Homoscedastic Balanced Two-fold Nested Model when the Number of Sub-classes is Large
Analysis of variance (ANOVA) is a corner stone of statistical applications. The classical ANOVA model assumes that the error terms are i.i.d. normal, in which case F-statistics have certain optimality properties (cf. Arnold (1981, Chapter 7)). Arnold (1980) showed that the classical F-test is robust to the normality if the sample sizes tend to infinity while the number of levels stays fixed. The past decade has witnessed the generation of large data sets, involving a multitude of factor levels, in several areas of scientific investigation. For example, in agricultural trials it is not uncommon to see a large number of treatments but limited replication per treatment. See Brownie and Boos (1994) and Wang and Akritas (2006). Another application arises in certain type of microarray data in which the nested factor corresponds to a large number of genes. In addition to the aforementioned papers by Brownie and Boos and Wang and Akritas, other relevant literature includes Akritas and Arnold (2000), Bathke (2002) and Akritas and Papadatos (2004).
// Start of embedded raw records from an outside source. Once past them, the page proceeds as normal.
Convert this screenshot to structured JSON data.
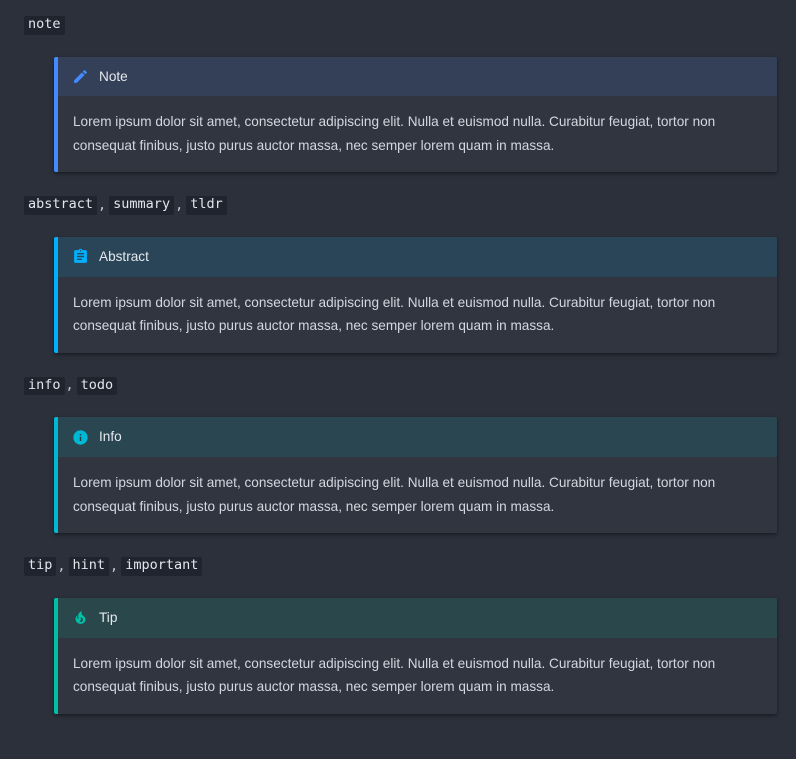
{
  "theme": {
    "page_background": "#2b303b",
    "admonition_background": "#31353f",
    "code_chip_background": "#20242e",
    "body_text_color": "#d3d7e0",
    "title_text_color": "#e6e9ef"
  },
  "body_text": "Lorem ipsum dolor sit amet, consectetur adipiscing elit. Nulla et euismod nulla. Curabitur feugiat, tortor non consequat finibus, justo purus auctor massa, nec semper lorem quam in massa.",
  "sections": [
    {
      "keywords": [
        "note"
      ],
      "separator": ",",
      "admonition": {
        "type": "note",
        "title": "Note",
        "icon": "pencil-icon",
        "accent_color": "#448aff",
        "body": "Lorem ipsum dolor sit amet, consectetur adipiscing elit. Nulla et euismod nulla. Curabitur feugiat, tortor non consequat finibus, justo purus auctor massa, nec semper lorem quam in massa."
      }
    },
    {
      "keywords": [
        "abstract",
        "summary",
        "tldr"
      ],
      "separator": ",",
      "admonition": {
        "type": "abstract",
        "title": "Abstract",
        "icon": "clipboard-icon",
        "accent_color": "#00b0ff",
        "body": "Lorem ipsum dolor sit amet, consectetur adipiscing elit. Nulla et euismod nulla. Curabitur feugiat, tortor non consequat finibus, justo purus auctor massa, nec semper lorem quam in massa."
      }
    },
    {
      "keywords": [
        "info",
        "todo"
      ],
      "separator": ",",
      "admonition": {
        "type": "info",
        "title": "Info",
        "icon": "info-circle-icon",
        "accent_color": "#00b8d4",
        "body": "Lorem ipsum dolor sit amet, consectetur adipiscing elit. Nulla et euismod nulla. Curabitur feugiat, tortor non consequat finibus, justo purus auctor massa, nec semper lorem quam in massa."
      }
    },
    {
      "keywords": [
        "tip",
        "hint",
        "important"
      ],
      "separator": ",",
      "admonition": {
        "type": "tip",
        "title": "Tip",
        "icon": "flame-icon",
        "accent_color": "#00bfa5",
        "body": "Lorem ipsum dolor sit amet, consectetur adipiscing elit. Nulla et euismod nulla. Curabitur feugiat, tortor non consequat finibus, justo purus auctor massa, nec semper lorem quam in massa."
      }
    }
  ]
}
The above papers deal only with crossed designs. In this article we consider the two-fold nested design and establish the asymptotic theory, both under the null and alternative hypotheses, for the usual F-test statistics of sub-class effects when the number of sub-classes goes to infinity but the number of classes and the number of observations in each sub-class remain fixed. The fixed, random and mixed effects models are all considered. The main finding of the paper is that the classical, normality-based, test procedure is asymptotically robust to departures from the normality assumption.
The rest of this manuscript is organized as follows. The next section contains a review of the statistical models, and states three results that are useful for the asymptotic derivations. In Sections 3 we present the asymptotic theory for the fixed-effects model, while Section 4 presents the asymptotic theory for both the random and the mixed-effects model. Some simulation results are shown in Section 5, and finally Section 6 states conclusions.